We keep hearing that national income is higher than at the pre-crisis peak of the first quarter of 2008. However, in the meantime the population has grown by 3.5 million (from 60.5 million to 64 million), and in per capita terms UK income is still 3.4% less than it was six years ago. And this is even before we talk about the highly uneven nature of the recovery, in which real wages have fallen by 10% while people at the top have increased their shares of wealth.

But can we not at least say that the recovery has been “jobs-rich”, creating 1.8m positions between 2011 and 2014? The trouble is that, apart from the fact that the current unemployment rate of 6% is nothing to be proud of, many of the newly created jobs are of very poor quality.

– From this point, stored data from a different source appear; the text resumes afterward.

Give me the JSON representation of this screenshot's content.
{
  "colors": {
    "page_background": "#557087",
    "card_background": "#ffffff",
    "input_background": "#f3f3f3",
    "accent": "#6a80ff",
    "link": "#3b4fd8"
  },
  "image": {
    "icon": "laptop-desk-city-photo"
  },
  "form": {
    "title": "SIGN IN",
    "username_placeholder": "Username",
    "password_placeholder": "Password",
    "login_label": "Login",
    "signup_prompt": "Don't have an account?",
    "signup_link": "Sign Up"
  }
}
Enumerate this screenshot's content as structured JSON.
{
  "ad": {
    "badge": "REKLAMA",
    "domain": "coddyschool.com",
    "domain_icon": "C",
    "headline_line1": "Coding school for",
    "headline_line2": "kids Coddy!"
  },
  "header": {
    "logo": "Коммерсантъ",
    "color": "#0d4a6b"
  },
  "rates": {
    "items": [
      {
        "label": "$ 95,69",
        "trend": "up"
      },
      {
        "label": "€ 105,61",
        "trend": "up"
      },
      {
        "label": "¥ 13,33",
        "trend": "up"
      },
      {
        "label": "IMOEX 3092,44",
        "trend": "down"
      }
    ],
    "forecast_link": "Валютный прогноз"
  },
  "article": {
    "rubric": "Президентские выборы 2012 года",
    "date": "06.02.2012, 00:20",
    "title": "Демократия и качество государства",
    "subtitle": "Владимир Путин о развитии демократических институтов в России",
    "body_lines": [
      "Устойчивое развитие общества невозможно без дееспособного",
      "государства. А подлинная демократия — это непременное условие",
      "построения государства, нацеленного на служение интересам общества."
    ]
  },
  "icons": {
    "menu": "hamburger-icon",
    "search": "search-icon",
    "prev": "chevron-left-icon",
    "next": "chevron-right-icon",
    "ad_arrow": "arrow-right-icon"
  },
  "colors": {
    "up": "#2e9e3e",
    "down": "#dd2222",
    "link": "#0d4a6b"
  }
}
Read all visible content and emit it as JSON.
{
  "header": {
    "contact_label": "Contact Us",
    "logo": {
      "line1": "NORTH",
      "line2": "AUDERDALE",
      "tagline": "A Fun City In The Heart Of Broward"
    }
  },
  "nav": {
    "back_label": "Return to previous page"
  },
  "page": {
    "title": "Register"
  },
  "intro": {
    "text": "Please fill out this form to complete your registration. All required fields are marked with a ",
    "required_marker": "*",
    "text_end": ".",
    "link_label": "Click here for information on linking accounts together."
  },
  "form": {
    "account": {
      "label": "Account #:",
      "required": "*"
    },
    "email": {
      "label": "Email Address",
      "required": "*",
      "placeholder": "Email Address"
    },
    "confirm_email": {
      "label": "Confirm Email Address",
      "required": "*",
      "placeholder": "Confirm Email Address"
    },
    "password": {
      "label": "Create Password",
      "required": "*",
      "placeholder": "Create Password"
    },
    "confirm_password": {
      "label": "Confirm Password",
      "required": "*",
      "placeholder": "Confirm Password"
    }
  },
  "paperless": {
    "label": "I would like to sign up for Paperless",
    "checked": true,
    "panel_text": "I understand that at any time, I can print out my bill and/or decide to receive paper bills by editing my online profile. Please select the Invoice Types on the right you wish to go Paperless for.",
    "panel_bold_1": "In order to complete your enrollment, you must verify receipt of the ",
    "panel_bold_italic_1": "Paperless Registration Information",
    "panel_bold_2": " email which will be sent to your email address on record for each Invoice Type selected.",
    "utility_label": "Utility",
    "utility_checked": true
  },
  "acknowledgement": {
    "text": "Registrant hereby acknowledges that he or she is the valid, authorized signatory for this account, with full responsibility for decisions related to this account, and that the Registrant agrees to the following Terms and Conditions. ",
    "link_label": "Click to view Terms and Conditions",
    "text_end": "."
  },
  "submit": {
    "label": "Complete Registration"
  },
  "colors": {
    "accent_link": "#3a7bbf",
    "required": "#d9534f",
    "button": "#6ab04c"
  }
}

The ranks of workers in “time-related underemployment”, doing fewer hours than they wish due to a lack of availability of work – have swollen dramatically. Between 1999 and 2006, only about 1.9% of workers were in such a position; by 2012-13 the figure was 8%.

Then there is the extraordinary increase in self-employment. Its share of total employment, whose historical norm (1984-2007) was 12.6%, now stands at an unprecedented 15%. With no evidence of a sudden burst of entrepreneurial energy among Britons, we may conclude that many are in self-employment out of necessity or even desperation. Even though surveys show that most newly self-employed people say it is their preference, the fact that these workers have experienced a far greater collapse in earnings than employees – 20% against 6% between 2006-07 and 2011-12, according to the Resolution Foundation – suggests that they have few alternatives, not that they are budding entrepreneurs going places.

So, in between the additional people in underemployment (6.1% of employment) and the precarious newly self-employed (2.4%), 8.5% of British people in work (or 2.6 million people) are in jobs that do not fully utilise their abilities – call that semi-unemployment, if you will.